Why are they termed as laws? If the natural phenomena of the behavior obeying certain principles or dictates universally, consistently and proven by millions of experiments was labeled something else what would it be labeled and why? We label in accordance with the language that that is agreed upon no matter what language or culture observes it. Law is something that one is suppose to obey, the laws of nature obey...we obey the laws of nature. Can we violate any of the natural laws that we describe? Can we free fall at a different rate than 9.8 m/s/s? Can we violate the speed of light? If a human is unable to violate or alter any "law" it is truly a law and not just a description labeled a law.
This is something you believe and no one can show us they don't. WE have no reason or no reason has been discovered or proven why the universe is governed by the laws of physics, why there is this order that applies to every avenue we experience...Biology, Chemistry, Geology, Cosmology and so on?

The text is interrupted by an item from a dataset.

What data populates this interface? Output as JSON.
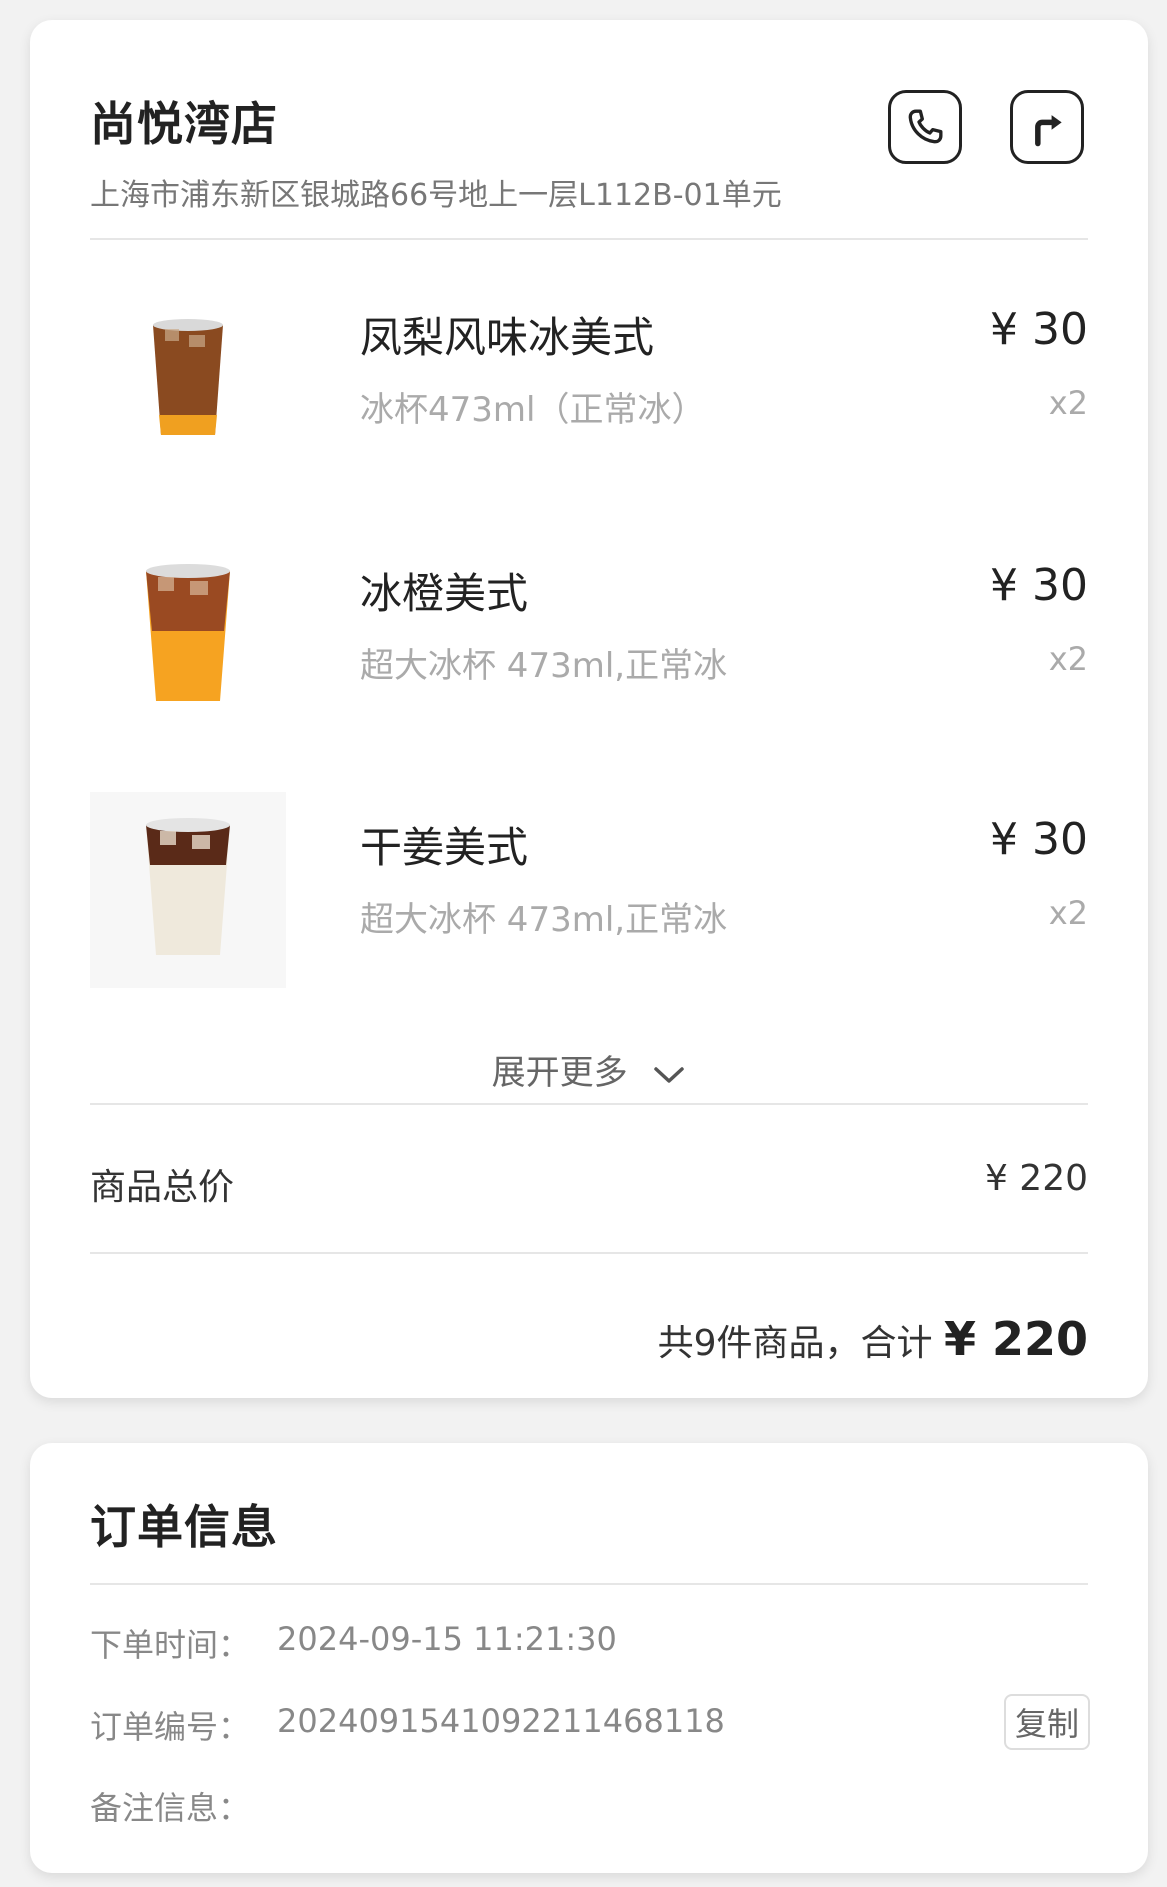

2. Exceptions to predictability: radioactive decay. Individual decay instances are fundamentally not predictable as far as we know. There may be other examples.
3. I think we call our model-making "laws" because of our inherited presumption that there is a law-giver. So the idea of "laws" is sensible in that context. But scientifically speaking, that context is a presumption.
4. Correct, we cant make matter/energy behave in a way that it cannot behave.
5. If by "law" you mean an unalterable truth we observe about how matter behaves, then, ok, there's "law". But if you mean a rule that has any sort of existence of its own, then no. You cant show that.